What you need to know:

Shut. The retailer closed outlets in Uganda over making losses


The increasing number of lawsuits against Uchumi Supermarkets (Uganda) Ltd has prompted the beleaguered company to petition the High Court to wind up its operations to safeguard its remaining assets from creditors.

If successful, the liquidation petition filed on December 7, 2015 at the High Court would see the company’s assets placed in the custody of the Attorney General as the official receiver.

Several creditors have execution orders while other cases are pending before different courts. The unsettled dues include money owed to suppliers, landlords and employees who will be rendered jobless.

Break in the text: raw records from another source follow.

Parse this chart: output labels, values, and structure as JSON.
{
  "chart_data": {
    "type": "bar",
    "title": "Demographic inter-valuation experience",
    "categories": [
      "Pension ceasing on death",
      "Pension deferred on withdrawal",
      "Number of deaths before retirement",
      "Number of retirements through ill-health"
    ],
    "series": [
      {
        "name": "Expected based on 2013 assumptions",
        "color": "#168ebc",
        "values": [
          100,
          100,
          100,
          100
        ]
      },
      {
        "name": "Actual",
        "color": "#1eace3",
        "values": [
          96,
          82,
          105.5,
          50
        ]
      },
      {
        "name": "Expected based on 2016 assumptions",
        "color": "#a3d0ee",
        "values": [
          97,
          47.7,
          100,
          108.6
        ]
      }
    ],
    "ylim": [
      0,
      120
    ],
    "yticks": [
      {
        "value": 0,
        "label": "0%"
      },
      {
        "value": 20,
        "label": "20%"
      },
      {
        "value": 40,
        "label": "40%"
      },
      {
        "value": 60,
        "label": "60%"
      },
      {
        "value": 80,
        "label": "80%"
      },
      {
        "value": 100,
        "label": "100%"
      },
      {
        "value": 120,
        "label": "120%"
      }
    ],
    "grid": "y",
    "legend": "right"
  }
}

The board of directors of Uchumi Supermarkets Ltd, the majority shareholder in Uchumi Supermarkets (Uganda), blames low sales, stocks and fraud for the challenges that have rendered the Uganda operation commercially unviable.

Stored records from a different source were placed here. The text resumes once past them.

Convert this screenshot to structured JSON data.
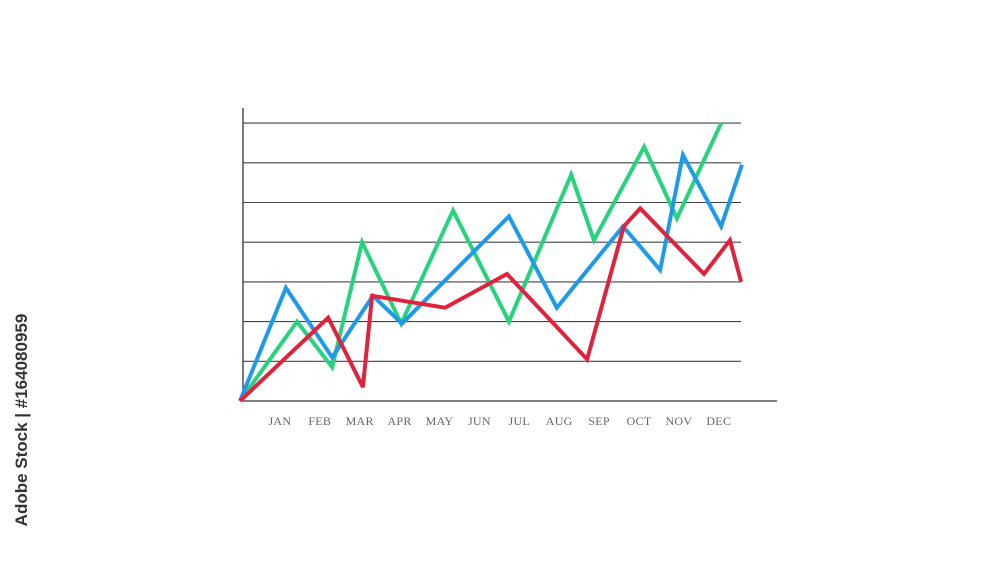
{
  "watermark": "Adobe Stock | #164080959",
  "chart_data": {
    "type": "line",
    "title": "",
    "xlabel": "",
    "ylabel": "",
    "categories": [
      "JAN",
      "FEB",
      "MAR",
      "APR",
      "MAY",
      "JUN",
      "JUL",
      "AUG",
      "SEP",
      "OCT",
      "NOV",
      "DEC"
    ],
    "xlim": [
      0,
      13
    ],
    "ylim": [
      0,
      7
    ],
    "y_gridlines": [
      1,
      2,
      3,
      4,
      5,
      6,
      7
    ],
    "grid": true,
    "legend": "none",
    "series": [
      {
        "color": "#27d37c",
        "points": [
          [
            0,
            0
          ],
          [
            1.43,
            2.0
          ],
          [
            2.31,
            0.85
          ],
          [
            3.06,
            4.0
          ],
          [
            4.04,
            1.95
          ],
          [
            5.34,
            4.8
          ],
          [
            6.74,
            2.0
          ],
          [
            8.3,
            5.7
          ],
          [
            8.87,
            4.05
          ],
          [
            10.13,
            6.4
          ],
          [
            10.95,
            4.6
          ],
          [
            12.06,
            7.0
          ]
        ]
      },
      {
        "color": "#1d9be9",
        "points": [
          [
            0,
            0
          ],
          [
            1.15,
            2.85
          ],
          [
            2.31,
            1.1
          ],
          [
            3.33,
            2.65
          ],
          [
            4.06,
            1.95
          ],
          [
            6.74,
            4.65
          ],
          [
            7.94,
            2.35
          ],
          [
            9.6,
            4.4
          ],
          [
            10.53,
            3.3
          ],
          [
            11.1,
            6.2
          ],
          [
            12.06,
            4.4
          ],
          [
            12.58,
            5.95
          ]
        ]
      },
      {
        "color": "#e0223d",
        "points": [
          [
            0,
            0
          ],
          [
            2.21,
            2.1
          ],
          [
            3.08,
            0.35
          ],
          [
            3.31,
            2.65
          ],
          [
            5.14,
            2.35
          ],
          [
            6.69,
            3.2
          ],
          [
            8.7,
            1.05
          ],
          [
            9.62,
            4.4
          ],
          [
            10.03,
            4.85
          ],
          [
            11.63,
            3.2
          ],
          [
            12.28,
            4.05
          ],
          [
            12.56,
            3.0
          ]
        ]
      }
    ]
  }
}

“Your petitioner has had working capital constraints that have resulted in delayed payments to suppliers. As of July 31, 2015, your petitioner had outstanding payables amounting to Shs8.8b ($2.62m),” said company secretary John K. Wambugu, in an affidavit to the court.

The High Court invited all interested creditors to reply to Uchumi’s petition within 15 days from December 10, 2015 the date they were notified through a court directive. The submissions will be heard from February 22.

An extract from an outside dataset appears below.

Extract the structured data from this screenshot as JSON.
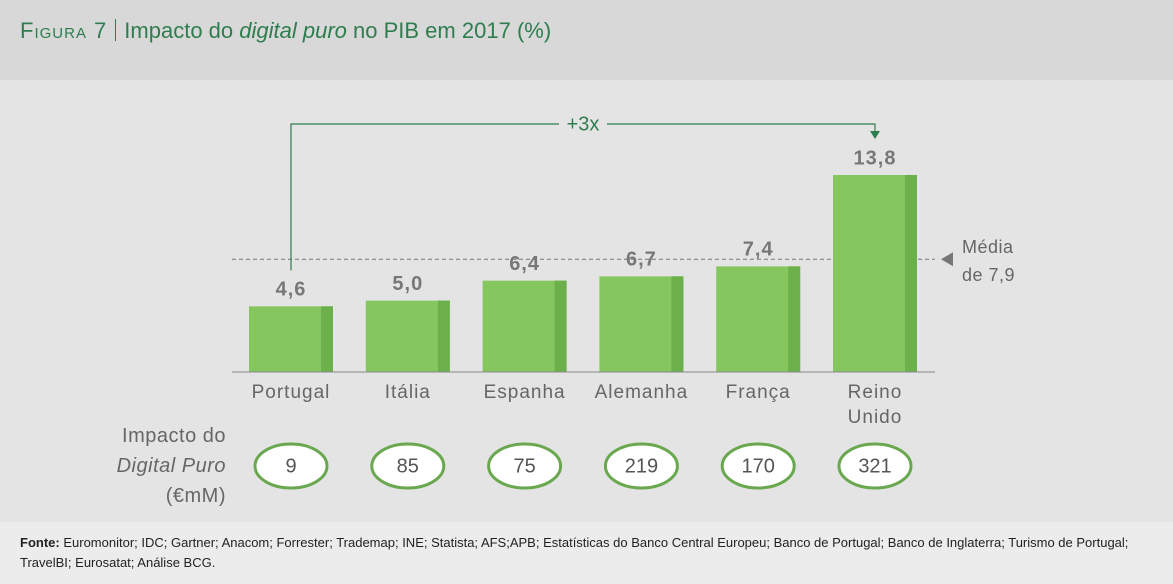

Uchumi’s operations are projected to have a negative cash position of Shs23.8b ($7.1m) by end of December 2015, up from Shs12.7b ($3.78m) in September. Documents filed in court show that the company had incurred a net loss of Shs10.3b ($3.062m) as of June 30, 2014. Between January and June 2015, losses registered Shs295m ($87,713).

The company opened shop in Uganda with a nominal capital of Shs5.296b ($1.6m) in May 2001. The main branch was at Garden City.
Other branches were opened in the city suburbs of Kabalagala and Nateete, as well as the upcountry towns of Mbale and Gulu. A move to expand to Mbarara failed due to the losses the Uganda operation was making.

Uchumi’s net asset position declined from Shs107m ($32,000) as of June 2012 to negative Shs19.4b ($5.780m) as of June 2014. “The decline was due to losses in the financial years 2012, 2013, 2014,” said Mr Wambugu.

Concerns are emerging over how Uchumi will settle its obligations with more than a dozen creditors including Crown Bottlers, Century Bottling Co. Ltd, Nateete Shopping Centre, Samona Products, Dembe Trading and landlords seeking their dues.
The employees have also included the rest of the shareholders in their lawsuit, plus CEO Julius Kipng’etich.

On top of that, entities that secured court orders prior to filing the petition have attached several assets already. For instance, Golf Course Holdings, the landlord at Garden City, has locked up the premises and denied the company access to the assets held there-in.
Ugachick Poultry Breeders Uganda Ltd has attached other assets from Garden City while Imperial Hardware Ltd has attached a 250KVA generator and two 500KVA generators.